A group of plants called C4 grasses dominate savanna land and emerged around 30 million years ago during the Oligocene Epoch. However, savannas did not become a major Earth biome until nearly 20 million years later during the Miocene Epoch. One explanation for the expansion of savanna land on the African continent relates to an increase in C4 grasses that promote fire. Tristan Charles-Dominique et al. (pp. E5572–E5579) found that herbivore-adapted savannas in Africa likely evolved before fire-maintained savannas. The authors analyzed spinescence, or the presence of spines on woody plants, as a marker of mammalian herbivory, and examined the present distribution and dated phylogeny of more than 1,800 African tree species. The authors found that spinescence evolved in unrelated plant lineages at least 55 times over the last 16 million years and was mainly associated with large browser mammals and medium-sized mixed feeder mammals. Moreover, the diversification of spiny plants coincided with the diversification of bovid animals, suggesting that bovid diversification altered woody plant community composition and structure. According to the authors, herbivory pressure exerted by an influx of bovids may have provided the impetus for the initial spread of savannas across Africa during the mid-Miocene, long before fire-related savanna expansion that occurred during the late Miocene. — C.S.

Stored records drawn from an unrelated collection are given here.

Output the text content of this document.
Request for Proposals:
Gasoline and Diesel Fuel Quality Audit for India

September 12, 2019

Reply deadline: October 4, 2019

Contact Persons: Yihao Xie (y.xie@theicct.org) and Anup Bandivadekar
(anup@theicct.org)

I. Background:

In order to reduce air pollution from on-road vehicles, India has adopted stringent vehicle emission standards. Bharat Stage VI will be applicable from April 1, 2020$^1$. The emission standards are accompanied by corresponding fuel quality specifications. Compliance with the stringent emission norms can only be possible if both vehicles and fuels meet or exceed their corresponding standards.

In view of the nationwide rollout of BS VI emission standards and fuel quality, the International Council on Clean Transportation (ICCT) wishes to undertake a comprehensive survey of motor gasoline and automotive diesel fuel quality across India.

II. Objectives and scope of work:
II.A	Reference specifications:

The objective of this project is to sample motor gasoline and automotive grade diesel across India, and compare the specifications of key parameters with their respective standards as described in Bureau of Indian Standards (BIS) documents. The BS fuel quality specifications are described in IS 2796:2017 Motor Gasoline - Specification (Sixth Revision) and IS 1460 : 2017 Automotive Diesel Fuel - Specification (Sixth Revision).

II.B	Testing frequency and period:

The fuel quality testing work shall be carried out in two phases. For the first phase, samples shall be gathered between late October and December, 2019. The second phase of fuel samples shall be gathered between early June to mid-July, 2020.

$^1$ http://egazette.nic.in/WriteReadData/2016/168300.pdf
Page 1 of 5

Glaciation and kiwi diversification
Brown kiwi in Willowbank Wildlife Reserve, Christchurch, New Zealand. Image courtesy of Wikimedia Commons/Allie_Caulfield.
The role of Pleistocene glaciation in promoting species diversification is unclear, with molecular dating suggesting that most species originated before the most recent glacial cycles. However, other evidence suggests that glaciers promoted diversification in adjacent habitats. Jason Weir et al. (pp. E5580–E5587) combined DNA sequences from living kiwi, flightless birds endemic to New Zealand, with previously published sequences from fossilized kiwi to determine the timing and rates of kiwi diversification. The authors identified 17 genetically distinct lineages within the five currently recognized kiwi species, 11 of which are extant. Using a population genetic modeling approach, the authors estimated the timing of splits between the various lineages. Most of these splitting events coincided with the major glacial maxima of the Middle and Late Pleistocene Epoch, when glaciers fragmented much of New Zealand into small ice-free zones, which lie adjacent to the present-day geographic ranges of kiwi lineages. During the Middle and Late Pleistocene glacial periods, the rate at which new kiwi lineages originated increased more than five-fold. Estimates of effective population size over time indicate a large drop during the last glacial period for most lineages. According to the authors, the results suggest that Pleistocene glacial cycles promoted kiwi diversification, and support a role for glacial cycles in driving speciation near glaciated regions. — B.D.